Trata-se de uma pesquisa quantitativa e transversal realizada no município de Mossoró/RN e região. O grupo de estudo foi constituído por pais e mães de crianças com diagnóstico estabelecido para o transtorno do espectro do autismo e residentes de Mossoró/RN e região. A abordagem destes participantes se deu em associações para pais de crianças com autismo existentes nessas regiões e também no projeto de extensão “Ação Pró-TEA” que atua na Universidade do Estado do Rio Grande do Norte. O instrumento de pesquisa foi um questionário objetivo, composto por dez perguntas englobando questões referentes ao diagnóstico do TEA e seus desafios sob a perspectiva dos mesmos. Os pais foram abordados individualmente e então apresentados ao termo de consentimento livre esclarecido (TCLE), onde puderam conhecer os objetivos do estudo e suas garantias éticas. Aqueles que concordaram em participar responderam o questionário de forma individual, possibilitando a privacidade e confidencialidade dos dados. Foi designado um questionário para cada criança diagnosticada com o TEA, visto que algumas famílias possuem mais de um filho com o transtorno, e a diversidade no processo diagnóstico de cada um. Juntamente ao questionário foi realizada uma entrevista previamente estruturada, na qual foram questionadas como se deu o processo de suspeita da criança, se o médico pediatra que acompanhava a criança regularmente percebeu os sinais precoces do TEA, se o mesmo foi procurado e questionado sobre a suspeita, e qual foi o comportamento do mesmo diante da queixa.

As crianças representadas neste estudo tiveram seus diagnósticos realizados seguindo os critérios do DSM-V, e por variados profissionais, como neuropediatras, neurologistas, psiquiatras e neuropsicólogos.
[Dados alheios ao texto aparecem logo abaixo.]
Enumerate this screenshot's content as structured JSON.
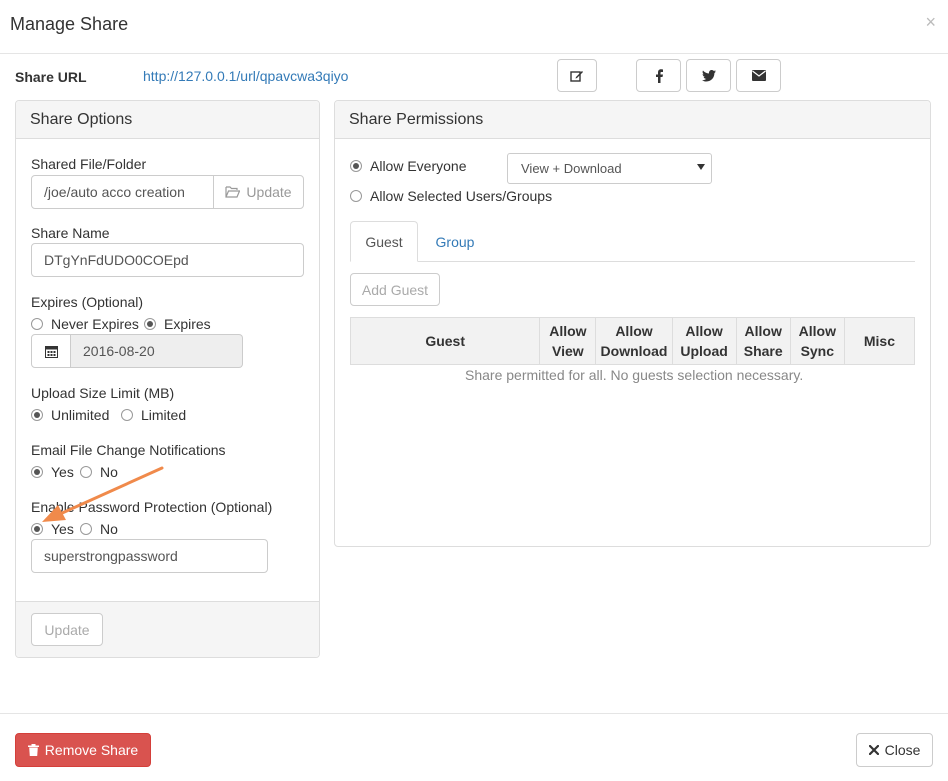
{
  "modal": {
    "title": "Manage Share",
    "close_glyph": "×"
  },
  "share_url": {
    "label": "Share URL",
    "url": "http://127.0.0.1/url/qpavcwa3qiyo"
  },
  "icons": {
    "edit": "edit-icon",
    "facebook": "facebook-icon",
    "twitter": "twitter-icon",
    "email": "envelope-icon"
  },
  "options": {
    "heading": "Share Options",
    "shared_file_label": "Shared File/Folder",
    "shared_file_value": "/joe/auto acco creation",
    "shared_file_button": "Update",
    "share_name_label": "Share Name",
    "share_name_value": "DTgYnFdUDO0COEpd",
    "expires_label": "Expires (Optional)",
    "expires_never": "Never Expires",
    "expires_yes": "Expires",
    "expires_date": "2016-08-20",
    "upload_label": "Upload Size Limit (MB)",
    "upload_unlimited": "Unlimited",
    "upload_limited": "Limited",
    "email_label": "Email File Change Notifications",
    "email_yes": "Yes",
    "email_no": "No",
    "password_label": "Enable Password Protection (Optional)",
    "password_yes": "Yes",
    "password_no": "No",
    "password_value": "superstrongpassword",
    "update_button": "Update"
  },
  "permissions": {
    "heading": "Share Permissions",
    "allow_everyone": "Allow Everyone",
    "allow_selected": "Allow Selected Users/Groups",
    "select_value": "View + Download",
    "tabs": [
      "Guest",
      "Group"
    ],
    "add_guest": "Add Guest",
    "columns": [
      "Guest",
      "Allow View",
      "Allow Download",
      "Allow Upload",
      "Allow Share",
      "Allow Sync",
      "Misc"
    ],
    "empty_message": "Share permitted for all. No guests selection necessary."
  },
  "footer": {
    "remove_label": "Remove Share",
    "close_label": "Close"
  },
  "colors": {
    "link": "#337ab7",
    "danger": "#d9534f",
    "arrow": "#f08a4b"
  }
}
Os dados referentes ao questionário foram tabulados no programa Excel versão 2016 e, em seguida, foi aplicado uma análise de variância (Anova), enquanto que a análise dos dados referentes à entrevista foi realizada a partir do método “Análise de prosa”12. Realizou-se, então, leitura das anotações produzidas durante as entrevistas, buscando o significado dos dados qualitativos e gerando, ao mesmo tempo, tópicos contextualizados com o estudo.
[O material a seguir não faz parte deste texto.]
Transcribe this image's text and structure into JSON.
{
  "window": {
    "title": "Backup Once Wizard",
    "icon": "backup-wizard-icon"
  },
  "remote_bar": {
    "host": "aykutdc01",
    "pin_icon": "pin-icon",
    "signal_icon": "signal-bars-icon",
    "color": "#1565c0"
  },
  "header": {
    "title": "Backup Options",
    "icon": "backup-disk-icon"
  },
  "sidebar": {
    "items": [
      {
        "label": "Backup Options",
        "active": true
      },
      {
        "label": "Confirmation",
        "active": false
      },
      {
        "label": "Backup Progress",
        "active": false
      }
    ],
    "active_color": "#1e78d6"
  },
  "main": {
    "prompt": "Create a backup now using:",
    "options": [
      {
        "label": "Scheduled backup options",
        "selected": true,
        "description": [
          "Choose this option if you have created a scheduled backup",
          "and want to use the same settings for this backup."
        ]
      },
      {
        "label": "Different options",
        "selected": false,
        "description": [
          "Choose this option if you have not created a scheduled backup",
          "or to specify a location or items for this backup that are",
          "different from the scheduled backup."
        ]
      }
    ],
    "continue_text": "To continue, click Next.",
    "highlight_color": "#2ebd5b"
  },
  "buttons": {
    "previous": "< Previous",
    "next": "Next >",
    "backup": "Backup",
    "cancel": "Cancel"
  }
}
Respeitando as normas éticas em pesquisa, o presente estudo foi submetido ao comitê de ética em pesquisa da Universidade do Estado do Rio Grande do Norte, sendo aprovado como afirma o registro 02454818.8.0000.522 e parecer de número 3.101.712.


RESULTADOS

Participaram do estudo 56 pais ou responsáveis de crianças diagnosticadas com o transtorno do espectro do autismo residentes de Mossoró/RN e região. Destes, 62,5% referiram que foram os primeiros a perceber os primeiros sinais atípicos na criança, enquanto que em 8,9% dos casos foram os avós, 5,4% os vizinhos, 16% os professores e apenas 3,5% afirmou que o pediatra foi o primeiro a perceber os sinais precoces (Tabela 1). Ainda, 17,8% dos pais apontaram que outras pessoas como amigos, tias, psicólogos, fonoaudiólogos e clínicos plantonistas na emergência foram os primeiros a perceber os sinais precoces nas crianças.
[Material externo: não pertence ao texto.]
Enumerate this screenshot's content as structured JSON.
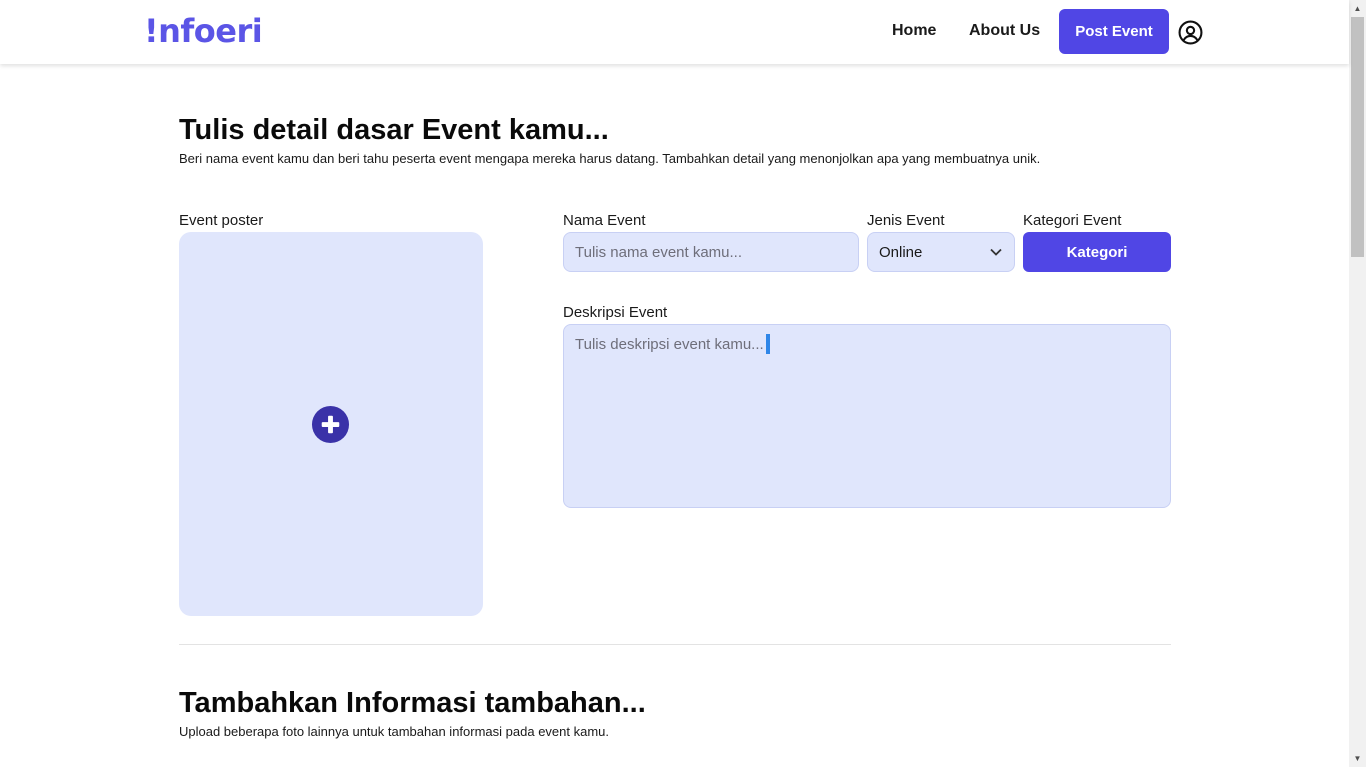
{
  "header": {
    "logo": "!nfoeri",
    "nav": {
      "home": "Home",
      "about": "About Us",
      "post_event": "Post Event"
    },
    "profile_icon": "user-circle-icon"
  },
  "section_basic": {
    "title": "Tulis detail dasar Event kamu...",
    "subtitle": "Beri nama event kamu dan beri tahu peserta event mengapa mereka harus datang. Tambahkan detail yang menonjolkan apa yang membuatnya unik.",
    "poster": {
      "label": "Event poster",
      "icon": "plus-circle-icon"
    },
    "nama_event": {
      "label": "Nama Event",
      "placeholder": "Tulis nama event kamu...",
      "value": ""
    },
    "jenis_event": {
      "label": "Jenis Event",
      "selected": "Online",
      "icon": "chevron-down-icon"
    },
    "kategori_event": {
      "label": "Kategori Event",
      "button": "Kategori"
    },
    "deskripsi_event": {
      "label": "Deskripsi Event",
      "placeholder": "Tulis deskripsi event kamu...",
      "value": ""
    }
  },
  "section_additional": {
    "title": "Tambahkan Informasi tambahan...",
    "subtitle": "Upload beberapa foto lainnya untuk tambahan informasi pada event kamu."
  },
  "colors": {
    "brand": "#5b55e6",
    "primary_button": "#5046e5",
    "field_bg": "#e0e6fc",
    "plus_icon": "#3a32a8"
  }
}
Quanto à idade das crianças quando foram percebidos os primeiros sinais do TEA, a média foi de 24,5 meses, com o mínimo de 6 meses e máximo de 60 meses. 53,5% dos pais afirmaram que os dois anos de idade foi o marco inicial, ao passo que 16% apontou que os primeiros sinais foram percebidos aos três anos de idade, e 8,9% quando a criança tinha menos de um ano (mínimo de seis meses e máximo de 10 meses); 8,9% dos pais afirmaram que a criança possuía mais de três anos de idade quando perceberam os primeiros sinais do TEA.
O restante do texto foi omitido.